I won it one week and then he won it the next week, and we started working together after that.
Do you remember what song you sang in the talent contest?
I think it was ‘Looking Back,’ by Nat King Cole.
Your first Stax session was playing keyboard for Otis Redding. Was it an easy process to develop songs with him?
Well, Otis had a way of doing things—he would write the songs at the same time he was singing them. He would start going [breaking into song and imitating Otis Redding] ‘Na na na na, you got to, got to got to…’ and he was writing the songs at the same time. With me and David… there was an understanding we had between us. With ‘Soul Man,’ he said, ‘Look, man, let’s just do it.’ He said, ‘Let’s write something.’ And we did. That’s just how it worked.
Do you have a favorite Burt Bacharach tune?
I did a lot of songs by Bacharach and Hal David. ‘Walk On By’ was a good one. And ‘The Windows of the World.’
Most of the early Stax records were produced communally. Was it a big transition at the label to start thinking about music as a product?
When we started getting credit for the things we did, I thought that was good, because the songs had a lot of personal meaning. Now, they’re just rapping and all that stuff…
You don’t like current hip-hop music?
I like Alicia Keyes. Mary J. Blige.
You like the ladies.
Well, yeeeah. Anthony Hamilton is also good. I like him too.
Who should really be called ‘Black Moses’: you, Harriet Tubman, or Marcus Garvey? There can’t be three, can there?
I got my name as ‘Black Moses’ from Dino Woodward, a pastor at Abyssinian Baptist Church in New York [and one-time Stax executive]. He called me Moses, and I said, ‘Hey, that’s sacrilegious, baby!’ But he just kept up with it, so I was like, ‘OK, I get it.’ I finally gave in.

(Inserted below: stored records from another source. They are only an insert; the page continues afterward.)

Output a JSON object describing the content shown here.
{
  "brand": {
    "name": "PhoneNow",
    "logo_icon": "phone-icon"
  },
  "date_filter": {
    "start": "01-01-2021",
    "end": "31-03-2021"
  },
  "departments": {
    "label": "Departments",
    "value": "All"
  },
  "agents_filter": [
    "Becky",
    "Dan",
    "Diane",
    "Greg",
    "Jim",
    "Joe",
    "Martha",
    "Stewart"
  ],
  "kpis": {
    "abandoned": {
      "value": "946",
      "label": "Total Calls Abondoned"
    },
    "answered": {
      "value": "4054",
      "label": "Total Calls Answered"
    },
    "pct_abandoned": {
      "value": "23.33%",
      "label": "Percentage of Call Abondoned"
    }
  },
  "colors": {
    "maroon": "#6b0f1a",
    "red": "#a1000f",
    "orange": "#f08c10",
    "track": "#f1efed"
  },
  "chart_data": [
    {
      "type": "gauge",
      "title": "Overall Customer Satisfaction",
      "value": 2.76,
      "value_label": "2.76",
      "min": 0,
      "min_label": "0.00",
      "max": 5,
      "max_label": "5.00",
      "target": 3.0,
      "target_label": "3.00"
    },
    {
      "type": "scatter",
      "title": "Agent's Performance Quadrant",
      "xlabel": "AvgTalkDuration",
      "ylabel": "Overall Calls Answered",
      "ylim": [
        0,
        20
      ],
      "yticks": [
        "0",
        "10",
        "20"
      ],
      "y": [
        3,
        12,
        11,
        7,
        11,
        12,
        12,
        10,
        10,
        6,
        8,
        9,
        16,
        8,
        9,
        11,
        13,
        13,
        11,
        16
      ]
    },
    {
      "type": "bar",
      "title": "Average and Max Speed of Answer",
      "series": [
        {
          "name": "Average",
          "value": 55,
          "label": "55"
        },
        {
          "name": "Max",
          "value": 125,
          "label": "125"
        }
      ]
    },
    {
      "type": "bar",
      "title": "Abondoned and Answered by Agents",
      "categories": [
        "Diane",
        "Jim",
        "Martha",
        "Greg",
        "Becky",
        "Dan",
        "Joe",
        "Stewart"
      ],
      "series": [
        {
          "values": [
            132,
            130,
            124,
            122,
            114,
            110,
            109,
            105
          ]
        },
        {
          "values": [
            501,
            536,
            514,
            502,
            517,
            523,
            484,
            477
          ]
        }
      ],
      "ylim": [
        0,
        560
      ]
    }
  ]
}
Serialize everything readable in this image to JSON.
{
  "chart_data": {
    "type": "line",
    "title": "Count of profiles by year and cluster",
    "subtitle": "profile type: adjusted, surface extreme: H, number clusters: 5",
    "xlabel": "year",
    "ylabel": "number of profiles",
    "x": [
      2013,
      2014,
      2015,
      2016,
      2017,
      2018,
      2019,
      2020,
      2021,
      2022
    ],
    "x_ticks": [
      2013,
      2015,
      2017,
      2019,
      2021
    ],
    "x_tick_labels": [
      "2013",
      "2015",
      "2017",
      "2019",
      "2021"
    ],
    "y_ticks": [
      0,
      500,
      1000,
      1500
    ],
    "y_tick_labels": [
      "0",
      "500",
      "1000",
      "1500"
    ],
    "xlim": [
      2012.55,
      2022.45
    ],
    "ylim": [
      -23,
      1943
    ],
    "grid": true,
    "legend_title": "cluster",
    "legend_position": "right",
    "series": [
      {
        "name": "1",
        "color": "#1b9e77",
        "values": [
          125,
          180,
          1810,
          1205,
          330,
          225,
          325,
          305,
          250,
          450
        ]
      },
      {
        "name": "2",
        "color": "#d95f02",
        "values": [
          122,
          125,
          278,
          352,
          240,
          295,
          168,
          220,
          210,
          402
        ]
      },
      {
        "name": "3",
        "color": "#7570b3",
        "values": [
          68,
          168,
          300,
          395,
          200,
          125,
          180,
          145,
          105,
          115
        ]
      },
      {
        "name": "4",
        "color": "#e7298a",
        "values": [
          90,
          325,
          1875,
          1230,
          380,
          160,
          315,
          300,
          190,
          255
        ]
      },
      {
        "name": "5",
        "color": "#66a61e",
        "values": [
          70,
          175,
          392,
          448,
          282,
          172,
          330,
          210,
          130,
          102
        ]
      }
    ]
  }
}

For the cover photo of Juicy Fruit, did you and the six ladies go home after the shoot or did you stay in the pool and make fruit salad?
Those ladies split.
They didn’t stay and hang with you?
You know… [starts singing lines from ‘Juicy Fruit’] ‘Watching girls come and go, juicy fruit, jump suit…’ It was cool, but you know, they went home.
Did Barry White, may he rest in peace, ever thank you for giving him a career?
No. No, he didn’t thank me. We did an album together, though, because they wanted to call us the ‘Deep Throat Brothers.’
Does anyone understand you ‘cept your woman?
Just my woman. My fourth wife, Adjowa. The kids are something else—that’s a different kind of understanding.
What kind of special treatment do you receive when you visit Ghana?
In Ghana, I’m an honorary king there. They have a big parade. They feed me all kinds of good stuff. They gave me my own island! It takes about an hour to circumnavigate it. Don’t know what I want to call it yet. I was last there about two years ago.
Have you ever dated a Jewish girl?
Yeah, I’ve dated all kinds of girls.
Of course you have. I’m a Jewish girl.
Oh yeah?
Do you think if I went black I’d ever go back?
There were no complaints from my Jewish girls. So from my perspective, you wouldn’t be goin’ back. No way.